Im Jahr 2014 nahm sich der walisische Organist, Professor für Orgel an der Florida State University und Spezialist für besonderes Orgelrepertoire Iain Quinn fünf der sechs Sonaten Wq.70 an und schuf damit eine reizvolle, künstlerisch ausbalancierte Aufnahme. Programmatisch schlüssig wurde der Einspielung noch die Sonate in A, Wq.65/32 vorangestellt, obwohl sie an sich nicht zum Orgel-Sonatenset gehört.

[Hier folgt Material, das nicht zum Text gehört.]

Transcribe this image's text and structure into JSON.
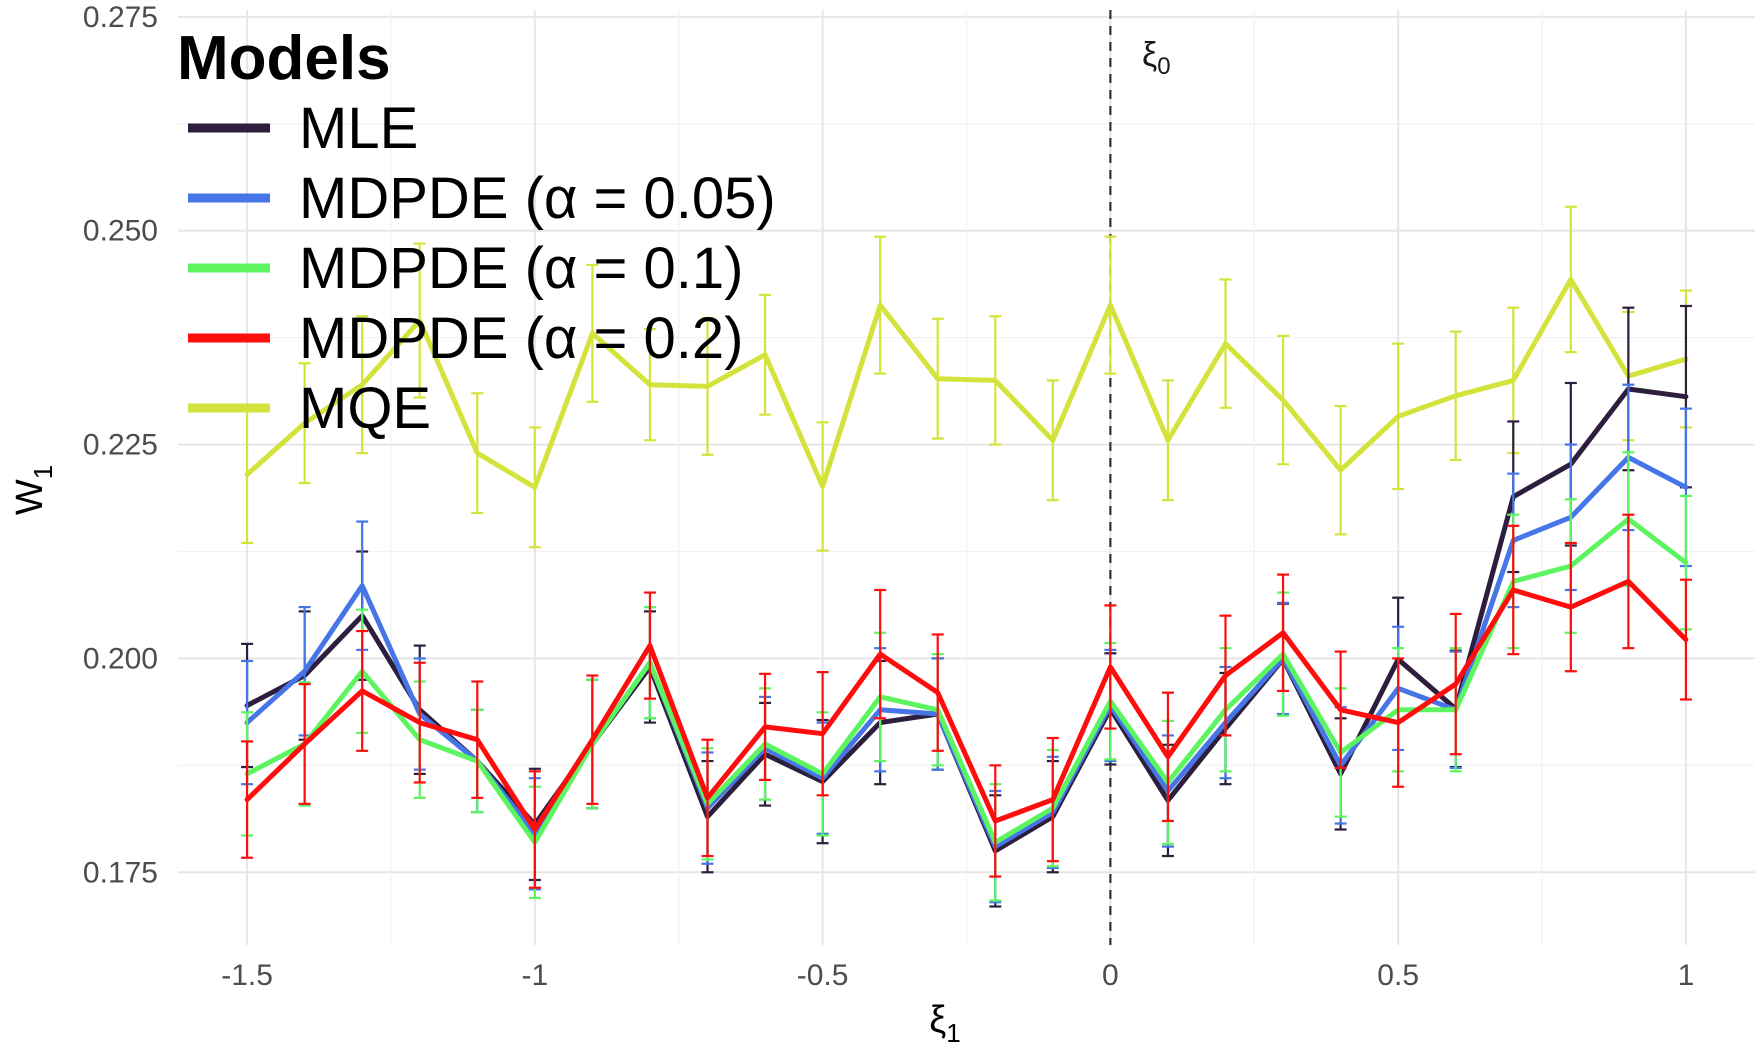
{
  "chart_data": {
    "type": "line",
    "xlabel": "ξ",
    "xlabel_sub": "1",
    "ylabel": "W",
    "ylabel_sub": "1",
    "xlim": [
      -1.62,
      1.12
    ],
    "ylim": [
      0.1665,
      0.2758
    ],
    "xticks": [
      -1.5,
      -1,
      -0.5,
      0,
      0.5,
      1
    ],
    "xtick_labels": [
      "-1.5",
      "-1",
      "-0.5",
      "0",
      "0.5",
      "1"
    ],
    "yticks": [
      0.175,
      0.2,
      0.225,
      0.25,
      0.275
    ],
    "ytick_labels": [
      "0.175",
      "0.200",
      "0.225",
      "0.250",
      "0.275"
    ],
    "grid": true,
    "legend": {
      "title": "Models",
      "placement": "top-left"
    },
    "annotation": {
      "text": "ξ",
      "sub": "0",
      "x": 0
    },
    "x": [
      -1.5,
      -1.4,
      -1.3,
      -1.2,
      -1.1,
      -1.0,
      -0.9,
      -0.8,
      -0.7,
      -0.6,
      -0.5,
      -0.4,
      -0.3,
      -0.2,
      -0.1,
      0.0,
      0.1,
      0.2,
      0.3,
      0.4,
      0.5,
      0.6,
      0.7,
      0.8,
      0.9,
      1.0
    ],
    "series": [
      {
        "name": "MQE",
        "color": "#d4e33c",
        "values": [
          0.2215,
          0.2275,
          0.232,
          0.2395,
          0.224,
          0.22,
          0.238,
          0.232,
          0.2318,
          0.2355,
          0.2201,
          0.2413,
          0.2327,
          0.2325,
          0.2255,
          0.2413,
          0.2255,
          0.2368,
          0.2302,
          0.222,
          0.2283,
          0.2307,
          0.2325,
          0.2443,
          0.233,
          0.235
        ],
        "err": [
          0.008,
          0.007,
          0.008,
          0.009,
          0.007,
          0.007,
          0.008,
          0.0065,
          0.008,
          0.007,
          0.0075,
          0.008,
          0.007,
          0.0075,
          0.007,
          0.008,
          0.007,
          0.0075,
          0.0075,
          0.0075,
          0.0085,
          0.0075,
          0.0085,
          0.0085,
          0.0075,
          0.008
        ]
      },
      {
        "name": "MLE",
        "color": "#2d1e3e",
        "values": [
          0.1945,
          0.198,
          0.205,
          0.194,
          0.188,
          0.1806,
          0.19,
          0.199,
          0.1815,
          0.1888,
          0.1856,
          0.1925,
          0.1935,
          0.1775,
          0.1815,
          0.1941,
          0.1834,
          0.1918,
          0.1999,
          0.1865,
          0.1999,
          0.1941,
          0.2189,
          0.2227,
          0.2315,
          0.2306
        ],
        "err": [
          0.0072,
          0.0075,
          0.0075,
          0.0075,
          0.006,
          0.0065,
          0.0075,
          0.0065,
          0.0065,
          0.006,
          0.0072,
          0.0072,
          0.0065,
          0.0065,
          0.0065,
          0.0065,
          0.0065,
          0.0065,
          0.0065,
          0.0065,
          0.0072,
          0.0068,
          0.0088,
          0.0095,
          0.0095,
          0.0106
        ]
      },
      {
        "name": "MDPDE (α = 0.05)",
        "color": "#4575e6",
        "values": [
          0.1925,
          0.1985,
          0.2085,
          0.1935,
          0.188,
          0.1795,
          0.19,
          0.1995,
          0.1825,
          0.1895,
          0.186,
          0.194,
          0.1935,
          0.178,
          0.182,
          0.1945,
          0.1845,
          0.1925,
          0.2,
          0.1875,
          0.1965,
          0.194,
          0.2138,
          0.2165,
          0.2235,
          0.22
        ],
        "err": [
          0.0072,
          0.0075,
          0.0075,
          0.0065,
          0.006,
          0.0065,
          0.0075,
          0.0065,
          0.0065,
          0.006,
          0.0065,
          0.0072,
          0.0065,
          0.0065,
          0.0065,
          0.0065,
          0.0065,
          0.0065,
          0.0065,
          0.0068,
          0.0072,
          0.0068,
          0.0078,
          0.0085,
          0.0085,
          0.0092
        ]
      },
      {
        "name": "MDPDE (α = 0.1)",
        "color": "#5cf560",
        "values": [
          0.1865,
          0.19,
          0.1985,
          0.1905,
          0.188,
          0.1785,
          0.19,
          0.1995,
          0.183,
          0.19,
          0.1865,
          0.1955,
          0.194,
          0.1785,
          0.1825,
          0.195,
          0.1855,
          0.194,
          0.2005,
          0.189,
          0.194,
          0.194,
          0.209,
          0.2108,
          0.2163,
          0.2112
        ],
        "err": [
          0.0072,
          0.0072,
          0.0072,
          0.0068,
          0.006,
          0.0065,
          0.0075,
          0.0065,
          0.0065,
          0.0065,
          0.0072,
          0.0075,
          0.0065,
          0.0068,
          0.0068,
          0.0068,
          0.0072,
          0.0072,
          0.0072,
          0.0075,
          0.0072,
          0.0072,
          0.0078,
          0.0078,
          0.0078,
          0.0078
        ]
      },
      {
        "name": "MDPDE (α = 0.2)",
        "color": "#ff0d0d",
        "values": [
          0.1835,
          0.19,
          0.1962,
          0.1925,
          0.1905,
          0.18,
          0.1905,
          0.2015,
          0.1837,
          0.192,
          0.1912,
          0.2005,
          0.196,
          0.181,
          0.1835,
          0.199,
          0.1885,
          0.198,
          0.203,
          0.194,
          0.1925,
          0.197,
          0.208,
          0.206,
          0.209,
          0.2022
        ],
        "err": [
          0.0068,
          0.007,
          0.007,
          0.007,
          0.0068,
          0.0068,
          0.0075,
          0.0062,
          0.0068,
          0.0062,
          0.0072,
          0.0075,
          0.0068,
          0.0065,
          0.0072,
          0.0072,
          0.0075,
          0.007,
          0.0068,
          0.0068,
          0.0075,
          0.0082,
          0.0075,
          0.0075,
          0.0078,
          0.007
        ]
      }
    ],
    "legend_order": [
      "MLE",
      "MDPDE (α = 0.05)",
      "MDPDE (α = 0.1)",
      "MDPDE (α = 0.2)",
      "MQE"
    ]
  }
}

Quinns sowohl agogisch gefasstes Spiel als auch virtuos verzierte Wiederholungen fangen C.P.E. Bachs musikalischen Ideenreichtum überzeugend ein, öffnen sich aber bisweilen nicht zu einem freieren Umgang mit den Binnen-Tempi. Vergleichbare Einspielungen wie z.B. von Rainer Oster (DHM 2003) nehmen sich da deutlicher ausgeprägte Freiheiten heraus. Quinns umsichtige Artikulation vermehrt den Eindruck von Prägnanz und verleiht den Interpretationen der Sonaten Wq.70,3 – 6 einen schlanken, aber atmenden Charakter.
Eine besondere Erwähnung gebührt dem Instrument selbst. Die aus dem Jahre 2000 (Paul Fritts) stammende, historisch inspirierte Orgel der Miller Chapel des Princeton Theological Seminary (New Jersey) ist ein geschickte Wahl für C.P.E. Bachs, da die Disposition ihrer Register das klanglich zu unterstreichen vermag, was musikalisch den Sonaten inhärent ist. Gestimmt in einer wohltemperierten Stimmung namens ‚Kellner‘, die den Werckmeister-Stimmungen recht nahe ist, sind alle Tonarten spielbar, haben jedoch jeweils eine sehr eigene Farbgebung. So bekommen die manchmal gewagten Ausweichungen und Modulationen C.P.E. Bachs in entferntere Tonarten sehr viel mehr Ausdruck und Überraschungsfähigkeit ohne schief zu tönen.
Mit der vorliegenden Einspielung, erschienen bei Naxos, ist somit einerseits ein abwechslungsreiches Portrait dieser modernen Orgel historischer Maßstäbe, anderseits aber auch eine Interpretation entstanden, die sich dank Iain Quinns Orgelspiel erfreulich an das Instrument anschmiegt und dabei viel Neues über die Phantasie, die Raffinesse und Empfindsamkeit der vergleichsweise seltener eingespielten Orgelsonaten verrät.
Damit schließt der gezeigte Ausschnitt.